In many cases summaries can lie.  Often summary analysis cannot truly expose problems because of the “noise”.  Noise is essentially interference that hides certain sounds.  Rather than applying analytical techniques at a summary level another approach would be to comb through the data itself.  Large corporations have various summary reports in order to bring to light issues.  However, these summary reports can “lie” at times.  Summary reports tend to mask and hide issues lurking in the details.  We’ve been exploring some techniques that would surface issues occurring at the transaction level.  Essentially, these techniques involve applying rules against financial transactions at the detail level.  Any transaction that breaks these rules will be sent to the user for further investigation.  While tools like QuickBooks and PeopleSoft maybe helpful in recording and displaying financial data, errors at tiems are difficult to root out. 



Build Systems & Processes



There are a number of techniques which can be employed to make this process seamless and automated rather than time consuming.  The first step in this process would be to get the transactional data.  Depending on the system this can be a manual download by the user in a CSV file or automated extraction using things like Macros/VBA or ODBC (Open Database Connectivity) connection.


The next step would be to decide how the results would be displayed.  This is largely driven by the type/ nature of the rules or alerts being applied.  For examples if a rule was setup to show a red flag when the transaction count exceeds 100 this can displayed in a summary dashboard.  Conversely if the rule is defined as all transactions that exceed $100K then a transaction level display would be ideal.  The display alert is essentially driven by the type of alert needed.

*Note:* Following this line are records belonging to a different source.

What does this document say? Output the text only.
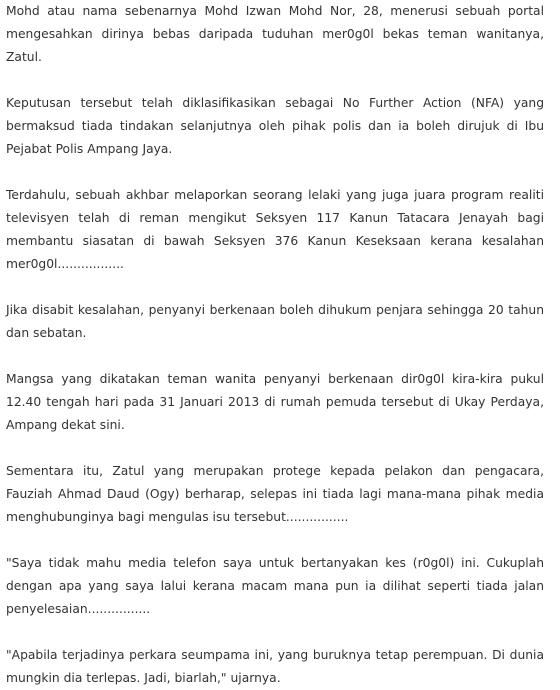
Mohd atau nama sebenarnya Mohd Izwan Mohd Nor, 28, menerusi sebuah portal mengesahkan dirinya bebas daripada tuduhan mer0g0l bekas teman wanitanya, Zatul.

Keputusan tersebut telah diklasifikasikan sebagai No Further Action (NFA) yang bermaksud tiada tindakan selanjutnya oleh pihak polis dan ia boleh dirujuk di Ibu Pejabat Polis Ampang Jaya.

Terdahulu, sebuah akhbar melaporkan seorang lelaki yang juga juara program realiti televisyen telah di reman mengikut Seksyen 117 Kanun Tatacara Jenayah bagi membantu siasatan di bawah Seksyen 376 Kanun Keseksaan kerana kesalahan mer0g0l.................

Jika disabit kesalahan, penyanyi berkenaan boleh dihukum penjara sehingga 20 tahun dan sebatan.

Mangsa yang dikatakan teman wanita penyanyi berkenaan dir0g0l kira-kira pukul 12.40 tengah hari pada 31 Januari 2013 di rumah pemuda tersebut di Ukay Perdaya, Ampang dekat sini.

Sementara itu, Zatul yang merupakan protege kepada pelakon dan pengacara, Fauziah Ahmad Daud (Ogy) berharap, selepas ini tiada lagi mana-mana pihak media menghubunginya bagi mengulas isu tersebut................

"Saya tidak mahu media telefon saya untuk bertanyakan kes (r0g0l) ini. Cukuplah dengan apa yang saya lalui kerana macam mana pun ia dilihat seperti tiada jalan penyelesaian................

"Apabila terjadinya perkara seumpama ini, yang buruknya tetap perempuan. Di dunia mungkin dia terlepas. Jadi, biarlah," ujarnya.
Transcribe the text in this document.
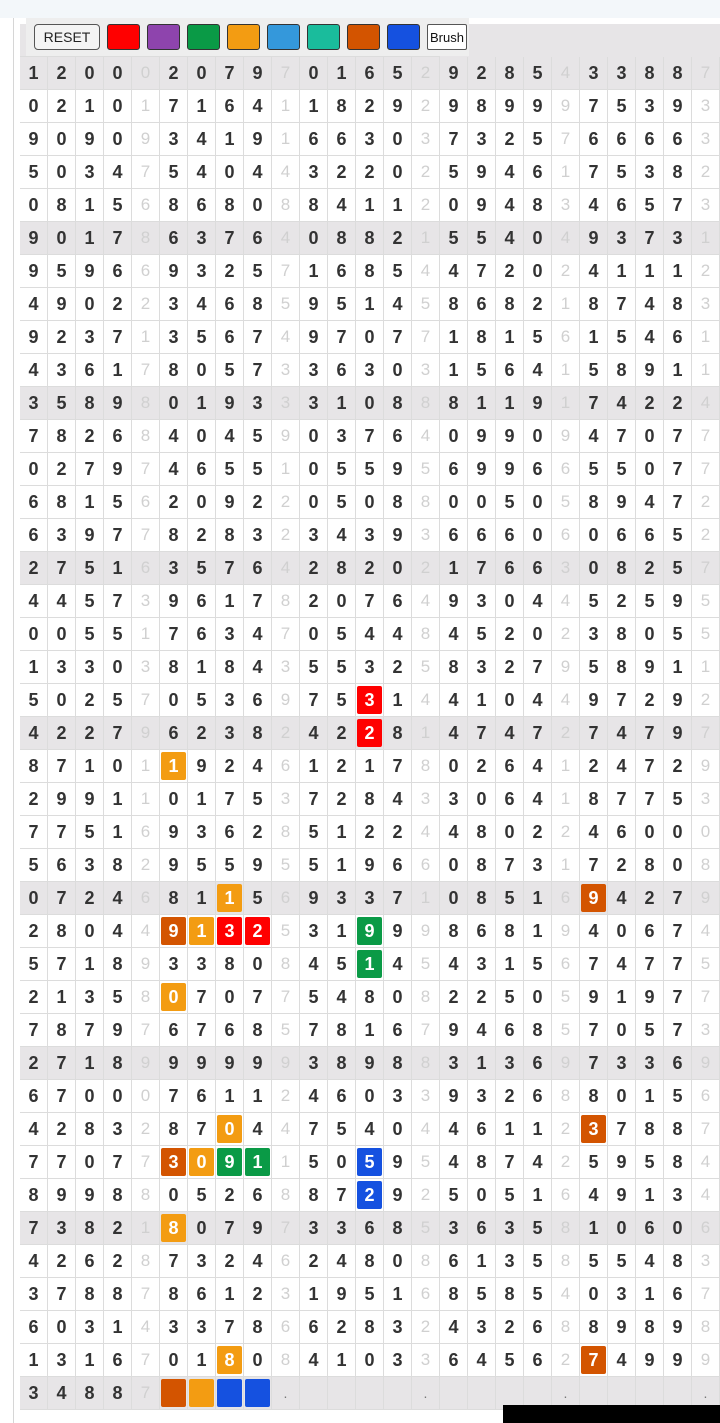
1 2 0 0	0	2 0 7 9	7	0 1 6 5	2	9 2 8 5	4	3 3 8 8	7
0 2 1 0	1	7 1 6 4	1	1 8 2 9	2	9 8 9 9	9	7 5 3 9	3
9 0 9 0	9	3 4 1 9	1	6 6 3 0	3	7 3 2 5	7	6 6 6 6	3
5 0 3 4	7	5 4 0 4	4	3 2 2 0	2	5 9 4 6	1	7 5 3 8	2
0 8 1 5	6	8 6 8 0	8	8 4 1 1	2	0 9 4 8	3	4 6 5 7	3
9 0 1 7	8	6 3 7 6	4	0 8 8 2	1	5 5 4 0	4	9 3 7 3	1
9 5 9 6	6	9 3 2 5	7	1 6 8 5	4	4 7 2 0	2	4 1 1 1	2
4 9 0 2	2	3 4 6 8	5	9 5 1 4	5	8 6 8 2	1	8 7 4 8	3
9 2 3 7	1	3 5 6 7	4	9 7 0 7	7	1 8 1 5	6	1 5 4 6	1
4 3 6 1	7	8 0 5 7	3	3 6 3 0	3	1 5 6 4	1	5 8 9 1	1
3 5 8 9	8	0 1 9 3	3	3 1 0 8	8	8 1 1 9	1	7 4 2 2	4
7 8 2 6	8	4 0 4 5	9	0 3 7 6	4	0 9 9 0	9	4 7 0 7	7
0 2 7 9	7	4 6 5 5	1	0 5 5 9	5	6 9 9 6	6	5 5 0 7	7
6 8 1 5	6	2 0 9 2	2	0 5 0 8	8	0 0 5 0	5	8 9 4 7	2
6 3 9 7	7	8 2 8 3	2	3 4 3 9	3	6 6 6 0	6	0 6 6 5	2
2 7 5 1	6	3 5 7 6	4	2 8 2 0	2	1 7 6 6	3	0 8 2 5	7
4 4 5 7	3	9 6 1 7	8	2 0 7 6	4	9 3 0 4	4	5 2 5 9	5
0 0 5 5	1	7 6 3 4	7	0 5 4 4	8	4 5 2 0	2	3 8 0 5	5
1 3 3 0	3	8 1 8 4	3	5 5 3 2	5	8 3 2 7	9	5 8 9 1	1
5 0 2 5	7	0 5 3 6	9	7 5 3 1	4	4 1 0 4	4	9 7 2 9	2
4 2 2 7	9	6 2 3 8	2	4 2 2 8	1	4 7 4 7	2	7 4 7 9	7
8 7 1 0	1	1 9 2 4	6	1 2 1 7	8	0 2 6 4	1	2 4 7 2	9
2 9 9 1	1	0 1 7 5	3	7 2 8 4	3	3 0 6 4	1	8 7 7 5	3
7 7 5 1	6	9 3 6 2	8	5 1 2 2	4	4 8 0 2	2	4 6 0 0	0
5 6 3 8	2	9 5 5 9	5	5 1 9 6	6	0 8 7 3	1	7 2 8 0	8
0 7 2 4	6	8 1 1 5	6	9 3 3 7	1	0 8 5 1	6	9 4 2 7	9
2 8 0 4	4	9 1 3 2	5	3 1 9 9	9	8 6 8 1	9	4 0 6 7	4
5 7 1 8	9	3 3 8 0	8	4 5 1 4	5	4 3 1 5	6	7 4 7 7	5
2 1 3 5	8	0 7 0 7	7	5 4 8 0	8	2 2 5 0	5	9 1 9 7	7
7 8 7 9	7	6 7 6 8	5	7 8 1 6	7	9 4 6 8	5	7 0 5 7	3
2 7 1 8	9	9 9 9 9	9	3 8 9 8	8	3 1 3 6	9	7 3 3 6	9
6 7 0 0	0	7 6 1 1	2	4 6 0 3	3	9 3 2 6	8	8 0 1 5	6
4 2 8 3	2	8 7 0 4	4	7 5 4 0	4	4 6 1 1	2	3 7 8 8	7
7 7 0 7	7	3 0 9 1	1	5 0 5 9	5	4 8 7 4	2	5 9 5 8	4
8 9 9 8	8	0 5 2 6	8	8 7 2 9	2	5 0 5 1	6	4 9 1 3	4
7 3 8 2	1	8 0 7 9	7	3 3 6 8	5	3 6 3 5	8	1 0 6 0	6
4 2 6 2	8	7 3 2 4	6	2 4 8 0	8	6 1 3 5	8	5 5 4 8	3
3 7 8 8	7	8 6 1 2	3	1 9 5 1	6	8 5 8 5	4	0 3 1 6	7
6 0 3 1	4	3 3 7 8	6	6 2 8 3	2	4 3 2 6	8	8 9 8 9	8
1 3 1 6	7	0 1 8 0	8	4 1 0 3	3	6 4 5 6	2	7 4 9 9	9
3 4 8 8	7	.	.	.	.
RESET	Brush
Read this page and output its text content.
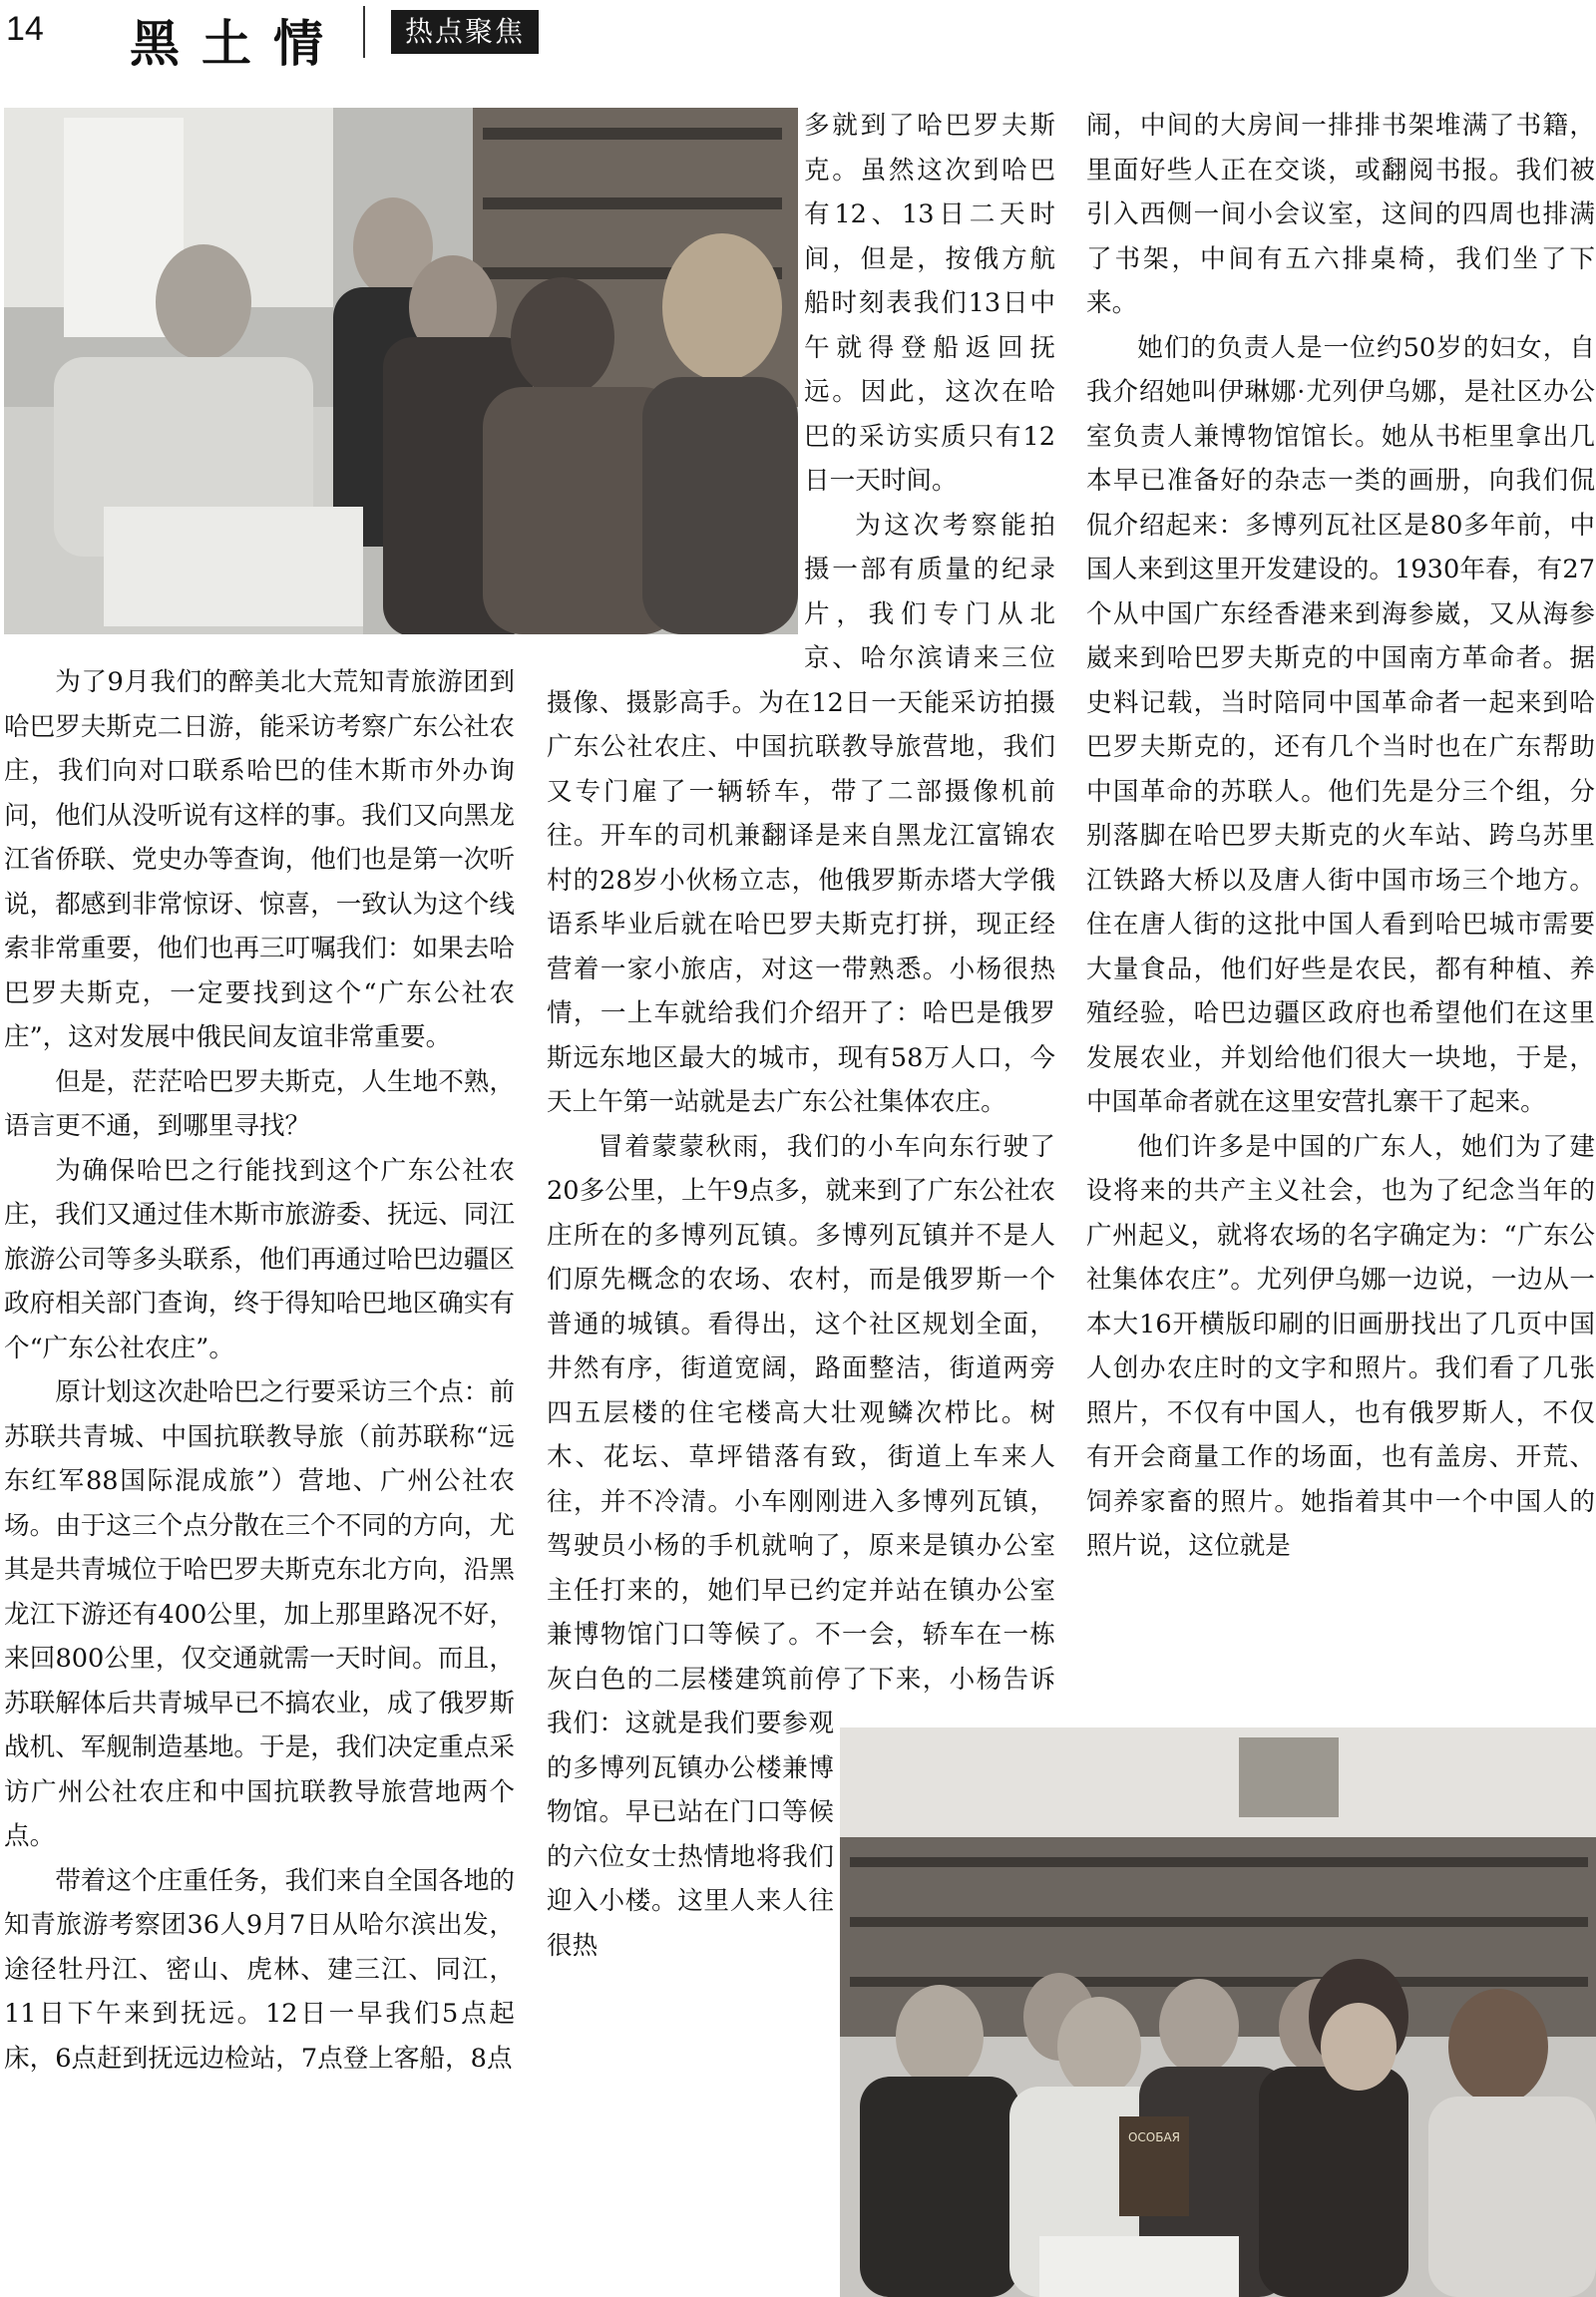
14 黑土情	热点聚焦
OCOБAЯ

为了9月我们的醉美北大荒知青旅游团到哈巴罗夫斯克二日游，能采访考察广东公社农庄，我们向对口联系哈巴的佳木斯市外办询问，他们从没听说有这样的事。我们又向黑龙江省侨联、党史办等查询，他们也是第一次听说，都感到非常惊讶、惊喜，一致认为这个线索非常重要，他们也再三叮嘱我们：如果去哈巴罗夫斯克，一定要找到这个“广东公社农庄”，这对发展中俄民间友谊非常重要。

但是，茫茫哈巴罗夫斯克，人生地不熟，语言更不通，到哪里寻找？

为确保哈巴之行能找到这个广东公社农庄，我们又通过佳木斯市旅游委、抚远、同江旅游公司等多头联系，他们再通过哈巴边疆区政府相关部门查询，终于得知哈巴地区确实有个“广东公社农庄”。

原计划这次赴哈巴之行要采访三个点：前苏联共青城、中国抗联教导旅（前苏联称“远东红军88国际混成旅”）营地、广州公社农场。由于这三个点分散在三个不同的方向，尤其是共青城位于哈巴罗夫斯克东北方向，沿黑龙江下游还有400公里，加上那里路况不好，来回800公里，仅交通就需一天时间。而且，苏联解体后共青城早已不搞农业，成了俄罗斯战机、军舰制造基地。于是，我们决定重点采访广州公社农庄和中国抗联教导旅营地两个点。

带着这个庄重任务，我们来自全国各地的知青旅游考察团36人9月7日从哈尔滨出发，途径牡丹江、密山、虎林、建三江、同江，11日下午来到抚远。12日一早我们5点起床，6点赶到抚远边检站，7点登上客船，8点

多就到了哈巴罗夫斯克。虽然这次到哈巴有12、13日二天时间，但是，按俄方航船时刻表我们13日中午就得登船返回抚远。因此，这次在哈巴的采访实质只有12日一天时间。

为这次考察能拍摄一部有质量的纪录片，我们专门从北京、哈尔滨请来三位摄像、摄影高手。为在12日一天能采访拍摄广东公社农庄、中国抗联教导旅营地，我们又专门雇了一辆轿车，带了二部摄像机前往。开车的司机兼翻译是来自黑龙江富锦农村的28岁小伙杨立志，他俄罗斯赤塔大学俄语系毕业后就在哈巴罗夫斯克打拼，现正经营着一家小旅店，对这一带熟悉。小杨很热情，一上车就给我们介绍开了：哈巴是俄罗斯远东地区最大的城市，现有58万人口，今天上午第一站就是去广东公社集体农庄。

冒着蒙蒙秋雨，我们的小车向东行驶了20多公里，上午9点多，就来到了广东公社农庄所在的多博列瓦镇。多博列瓦镇并不是人们原先概念的农场、农村，而是俄罗斯一个普通的城镇。看得出，这个社区规划全面，井然有序，街道宽阔，路面整洁，街道两旁四五层楼的住宅楼高大壮观鳞次栉比。树木、花坛、草坪错落有致，街道上车来人往，并不冷清。小车刚刚进入多博列瓦镇，驾驶员小杨的手机就响了，原来是镇办公室主任打来的，她们早已约定并站在镇办公室兼博物馆门口等候了。不一会，轿车在一栋灰白色的二层楼建筑前停了下来，小杨告诉我们：这就是我们要参观的多博列瓦镇办公楼兼博物馆。早已站在门口等候的六位女士热情地将我们迎入小楼。这里人来人往很热

闹，中间的大房间一排排书架堆满了书籍，里面好些人正在交谈，或翻阅书报。我们被引入西侧一间小会议室，这间的四周也排满了书架，中间有五六排桌椅，我们坐了下来。

她们的负责人是一位约50岁的妇女，自我介绍她叫伊琳娜·尤列伊乌娜，是社区办公室负责人兼博物馆馆长。她从书柜里拿出几本早已准备好的杂志一类的画册，向我们侃侃介绍起来：多博列瓦社区是80多年前，中国人来到这里开发建设的。1930年春，有27个从中国广东经香港来到海参崴，又从海参崴来到哈巴罗夫斯克的中国南方革命者。据史料记载，当时陪同中国革命者一起来到哈巴罗夫斯克的，还有几个当时也在广东帮助中国革命的苏联人。他们先是分三个组，分别落脚在哈巴罗夫斯克的火车站、跨乌苏里江铁路大桥以及唐人街中国市场三个地方。住在唐人街的这批中国人看到哈巴城市需要大量食品，他们好些是农民，都有种植、养殖经验，哈巴边疆区政府也希望他们在这里发展农业，并划给他们很大一块地，于是，中国革命者就在这里安营扎寨干了起来。

他们许多是中国的广东人，她们为了建设将来的共产主义社会，也为了纪念当年的广州起义，就将农场的名字确定为：“广东公社集体农庄”。尤列伊乌娜一边说，一边从一本大16开横版印刷的旧画册找出了几页中国人创办农庄时的文字和照片。我们看了几张照片，不仅有中国人，也有俄罗斯人，不仅有开会商量工作的场面，也有盖房、开荒、饲养家畜的照片。她指着其中一个中国人的照片说，这位就是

Define Actions to be Taken


Most people end the problem identification process at locating the problem.  However, this leaves a tremendous opportunity on the table.  After a problem is identified a solution must follow.  Rather than just identifying the problems define the actions that should be taken if a problem appears.  For example, any transaction over $100K sends an email to the Sr. Accountant for further investigation.  These actions can be defined ahead of time and executed automatically in the blink of an eye.


Problems are natural part of life but more often than not solutions are available.  Small problems grow into big ones.  However, applying analytical techniques can stifle the growth of small issues into monumental catastrophes.